Sakura memutar lehernya, menatap Naruto yang telah berdiri dari posisinya. Bocah pirang itu menaikkan sebelah alisnya, seolah bertanya 'ada apa'.
"Naruto," cicit Sakura, pelan sekali. Gadis itu kemudian menunduk.
"Tapi Naruto kan…"
Sasuke menegakkan kembali lehernya. Anak lelaki itu sempat melirik Naruto sebelum ia berjalan ke arah satu-satunya jendela di sana. Helaan nafasnya samar-samar terdengar. Sakura yang mendengar hal itu semakin menundukkan kepalanya. Sejenak sebelum—
"Ah!"
Sasuke memutar lehernya. Naruto menaikkan kedua alisnya.
"Aku ingat." Sakura menyelundupkan tangannya ke dalam jubah hitam yang ia kenakan. Beberapa saat kemudian, ia mengeluarkan sebuah botol kecil transparan dengan cairan ungu di dalamnya. Kedua teman lelakinya mengerutkan dahi mereka.
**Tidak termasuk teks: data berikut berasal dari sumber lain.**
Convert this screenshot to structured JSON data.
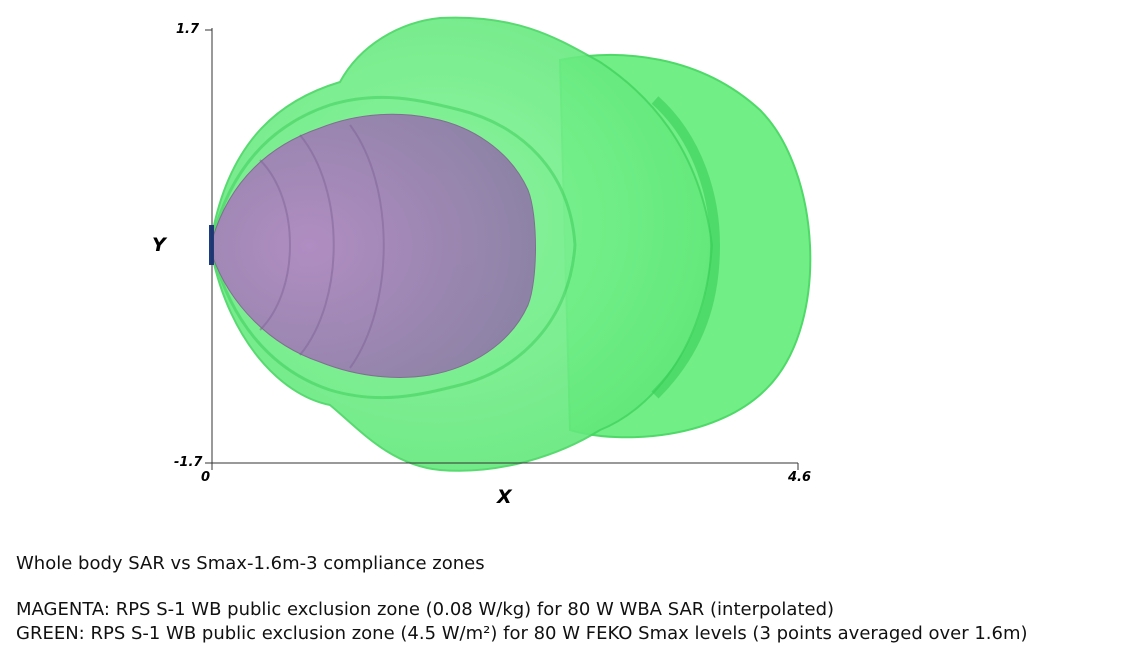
{
  "axes": {
    "x_label": "X",
    "y_label": "Y",
    "x_ticks": {
      "min": "0",
      "max": "4.6"
    },
    "y_ticks": {
      "max": "1.7",
      "min": "-1.7"
    }
  },
  "captions": {
    "title": "Whole body SAR vs Smax-1.6m-3 compliance zones",
    "magenta_line": "MAGENTA: RPS S-1 WB public exclusion zone (0.08 W/kg) for 80 W WBA SAR (interpolated)",
    "green_line": "GREEN: RPS S-1 WB public exclusion zone (4.5 W/m²) for 80 W FEKO Smax levels (3 points averaged over 1.6m)"
  },
  "colors": {
    "green_zone": "#5fe878",
    "green_edge": "#3cd25a",
    "magenta_zone": "#9a78b4",
    "antenna": "#1a3a8a"
  }
}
Sakura menggoyang-goyangkan botol itu. "Tobiyaku."
"Tobi?" Naruto memiringkan kepalanya.
"Apa itu benar-benar akan berguna?" tanya Sasuke. Diam-diam Naruto mengarahkan tatapannya pada anak lelaki berjubah hitam itu. Wajahnya kentara sekali menyiratkan ketidaksukaan —dengan sedikit rasa iri.
'Cih. Tampangnya sih oke, tapi belagunya gak ketulungan.'
"Bagaimana, Naruto?"
Naruto mengerjapkan matanya, kemudian mengalihkan pandangannya pada Sakura. "Hah? Oh, iya — Eh, apa?"
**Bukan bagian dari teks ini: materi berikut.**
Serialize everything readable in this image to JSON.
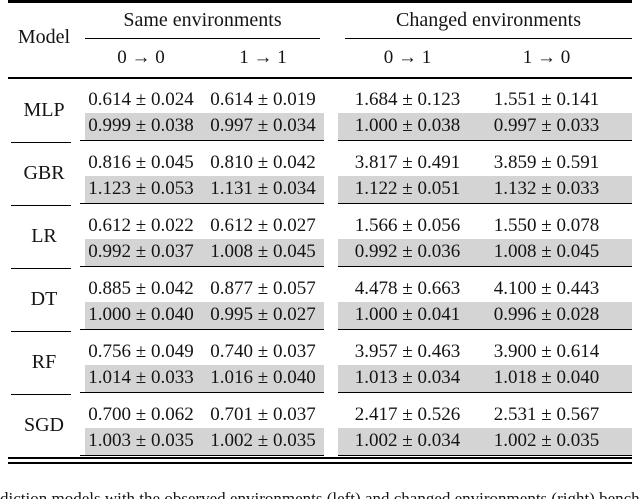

Sasuke memutar bola matanya —"Aku bilang, apa kau mau mencobanya? Sekali tegukkan saja, kau bisa melayang di udara!"
Telunjuk Naruto mengarah pada botol itu. "Apa ini aman?"
"Tentu saja. Aku pernah mencobanya pada tikus," jawab Sakura optimis. Naruto menurunkan lengannya, kemudian menatap Sakura tanpa ekspresi.
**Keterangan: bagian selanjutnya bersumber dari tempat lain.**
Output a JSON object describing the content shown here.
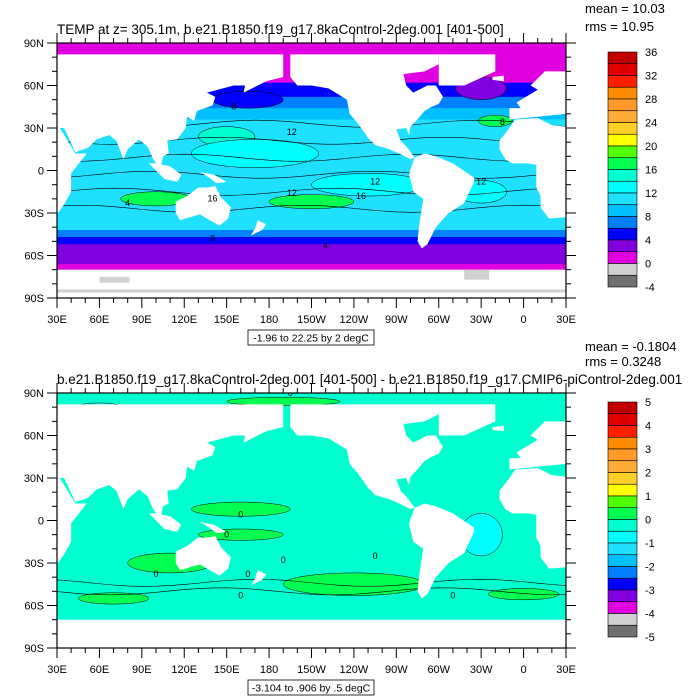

"Apa kau menyamakanku dengan tikus?" Namun sejenak kemudian tangannya menggapai botol itu "—Baiklah, aku akan meminumnya."
.::TBC::.
Chapter selanjutnya…
"Wowowow! Aku bisa terbaaaang!"
"Hiyaaa! Sakura-chan, bagaimana cara mengendalikannya?!"
"Kakashi-sensei! Tolong beri tahu kami!"
"Kau harus menjalani takdirmu."
"Apa aku bisa keluar dari sini?"
Glosarium:
Madoushi: Penyihir
Tobiyaku: Nama obat karangan author. Terdiri dari kata tobi (terbang) dan yaku (ramuan; onyomi dari kanji kusuri)
Doumo, Reisouren deshita!
Yah, akhirnya bisa nulis fanfic lagi. Kali ini, saya bikin yang less-romance. Walau begitu, saya akan mengusahakan agar The Portal gak hambar (seenggaknya gak terlalu). Oh ya, karena saya SasuSaku Big Fans, jadi saya usahain masih ada unsur SasuSaku-nya lhooo…meskipun gak akan terlalu banyak muncul sih. Menurut kalian, dalam fanfic ini saya bikin mereka couple atau enggak? Well, tebak sendiri deh :D
P.S. Tadi ada adegan 'Sasuke merendahkan kepalanya' kan? Di anime-nya (season pertama, bukan yang shippuden), mungkin Sasuke tingginya hampir sama kayak Sakura, tapi di fanfic ini saya buat lebih tinggi dikit. Jadi tinggi badan Sakura itu setelinganya Sasuke. Sedangkan tinggi badan Naruto hampir sama kayak Sasuke —ceritanya Naruto kan anak basket. Jadi yang paling chibi di sini itu Sakura, bukan Naruto.